De «technophobe à technophile»: apprivoiser les technologies grâce à la réalité virtuelle
En 2018, j’ai commencé à m’intéresser au potentiel pédagogique des technologies accessibles chez INÉDI, le centre collégial de transfert de technologie (CCTT) de mon cégep. Intrigué par ses services, j’ai sondé le terrain pour voir comment je pourrais intégrer la réalité virtuelle dans le cadre de la Semaine de la philosophie organisée chaque année à Terrebonne. Grâce à l’aide d’INÉDI, j’ai pu donner vie à des personnages historiques.
La Semaine de la philosophie au Cégep régional de Lanaudière à Terrebonne
Habituellement, la Semaine de la philosophie prenait la forme de conférences et de tables rondes en présentiel. Les technologies ne faisaient pas vraiment partie de l’équation.
Marier la philosophie et les technologies ne va pas nécessairement de soi, mais pour renouveler la formule de la Semaine de la philosophie, cela est apparu comme une avenue fort prometteuse.
Une première expérience immersive
En 2018, lors de la Semaine de la philosophie, nous avons souligné les 50 ans de Mai 68. En plus d’organiser différentes conférences, le département de philosophie a voulu permettre aux étudiants de vivre ce mouvement social en créant une expérience immersive à l’aide d’images d’archive. Je suis allé à la rencontre d’INÉDI pour mettre à profit leurs innovations technologiques. Grâce à son axe HOLODEC Desjardins : Objets connectés et virtualités, nous avons pu créer une expérience de visualisation immersive dans l’espace de type «blackbox» d’INÉDI où 20 étudiants à la fois étaient placés au coeur d’archives relatant les révoltes étudiantes et ouvrières qui ont façonné la France en 1968 ainsi que le Printemps érable vécu au Québec en 2012. Plus de 200 étudiants ont participé à cette activité.
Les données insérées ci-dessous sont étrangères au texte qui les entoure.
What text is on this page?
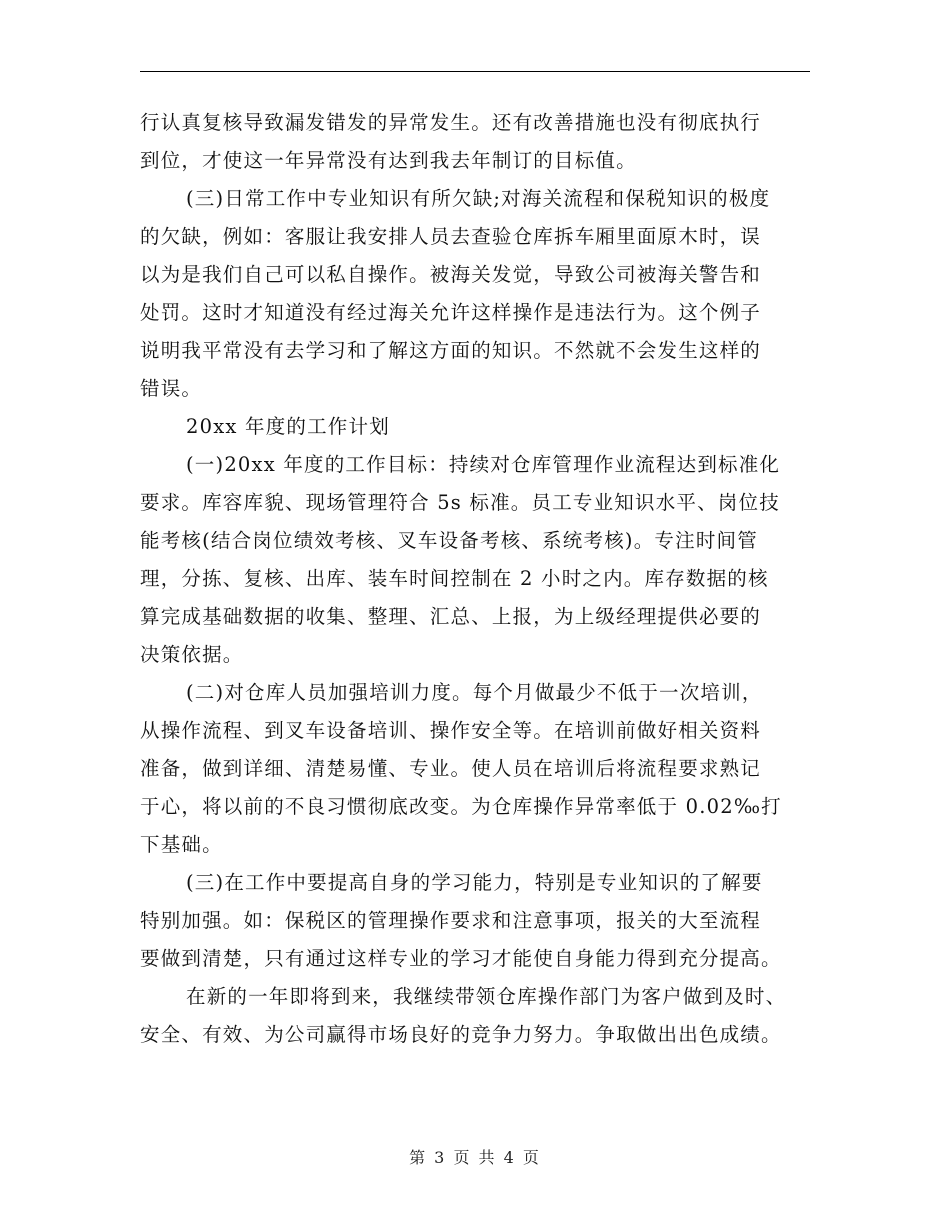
行认真复核导致漏发错发的异常发生。还有改善措施也没有彻底执行
到位，才使这一年异常没有达到我去年制订的目标值。
(三)日常工作中专业知识有所欠缺;对海关流程和保税知识的极度
的欠缺，例如：客服让我安排人员去查验仓库拆车厢里面原木时，误
以为是我们自己可以私自操作。被海关发觉，导致公司被海关警告和
处罚。这时才知道没有经过海关允许这样操作是违法行为。这个例子
说明我平常没有去学习和了解这方面的知识。不然就不会发生这样的
错误。
20xx 年度的工作计划
(一)20xx 年度的工作目标：持续对仓库管理作业流程达到标准化
要求。库容库貌、现场管理符合 5s 标准。员工专业知识水平、岗位技
能考核(结合岗位绩效考核、叉车设备考核、系统考核)。专注时间管
理，分拣、复核、出库、装车时间控制在 2 小时之内。库存数据的核
算完成基础数据的收集、整理、汇总、上报，为上级经理提供必要的
决策依据。
(二)对仓库人员加强培训力度。每个月做最少不低于一次培训，
从操作流程、到叉车设备培训、操作安全等。在培训前做好相关资料
准备，做到详细、清楚易懂、专业。使人员在培训后将流程要求熟记
于心，将以前的不良习惯彻底改变。为仓库操作异常率低于 0.02‰打
下基础。
(三)在工作中要提高自身的学习能力，特别是专业知识的了解要
特别加强。如：保税区的管理操作要求和注意事项，报关的大至流程
要做到清楚，只有通过这样专业的学习才能使自身能力得到充分提高。
在新的一年即将到来，我继续带领仓库操作部门为客户做到及时、
安全、有效、为公司赢得市场良好的竞争力努力。争取做出出色成绩。
第 3 页 共 4 页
À la fin de la présentation, les étudiants qui le souhaitaient pouvaient faire une courte visite dans le mythique Quartier latin parisien, au moyen d’un casque de réalité virtuelle 3D.
Redonner vie à des personnages historiques
Léonard de Vinci
Ce premier contact avec la réalité virtuelle m’a fait réaliser tout le potentiel pédagogique de cette technologie. Pour la 7e édition de la Semaine de la philosophie à l’automne 2019, j’ai voulu pousser encore plus loin l’audace et souligner les 500 ans de la mort de Léonard de Vinci en lui redonnant vie.
L’idée m’est venue lorsque j’ai approché Maxime Durand, historien chez Ubisoft, pour une conférence sur la manière dont l’histoire a été mise au service d’un jeu vidéo comme Assassin’s Creed et la manière dont cette discipline a rencontré un nouveau public.
Après avoir discuté avec Maxime Durand du potentiel pédagogique et ludique du personnage de Léonard de Vinci, j’ai contacté Étienne Allonier, directeur à l’international pour Ubisoft. C’est ainsi qu’Ubisoft a accepté de me prêter son personnage de Léonard de Vinci. Toutefois, le personnage était un peu «moribond» et nécessitait d’être réanimé.
J’ai approché de nouveau INÉDI pour qu’on m’aide à donner vie à Léonard. Grâce à la réalité virtuelle, je voulais animer le personnage et faire en sorte qu’il puisse interagir avec des gens. Cela semblait a priori facile, mais le projet a nécessité beaucoup de travail de la part d’INÉDI. Lorsque Ubisoft a partagé son personnage de Léonard de Vinci, il a fallu:
- retravailler le personnage à l’aide du logiciel 3DS Max
- activer les mouvements avec Mixamo [en anglais] pour éventuellement les lier avec le visiocasque Oculus Rift S
- affiner la modélisation du personnage avec le logiciel Blender [en anglais]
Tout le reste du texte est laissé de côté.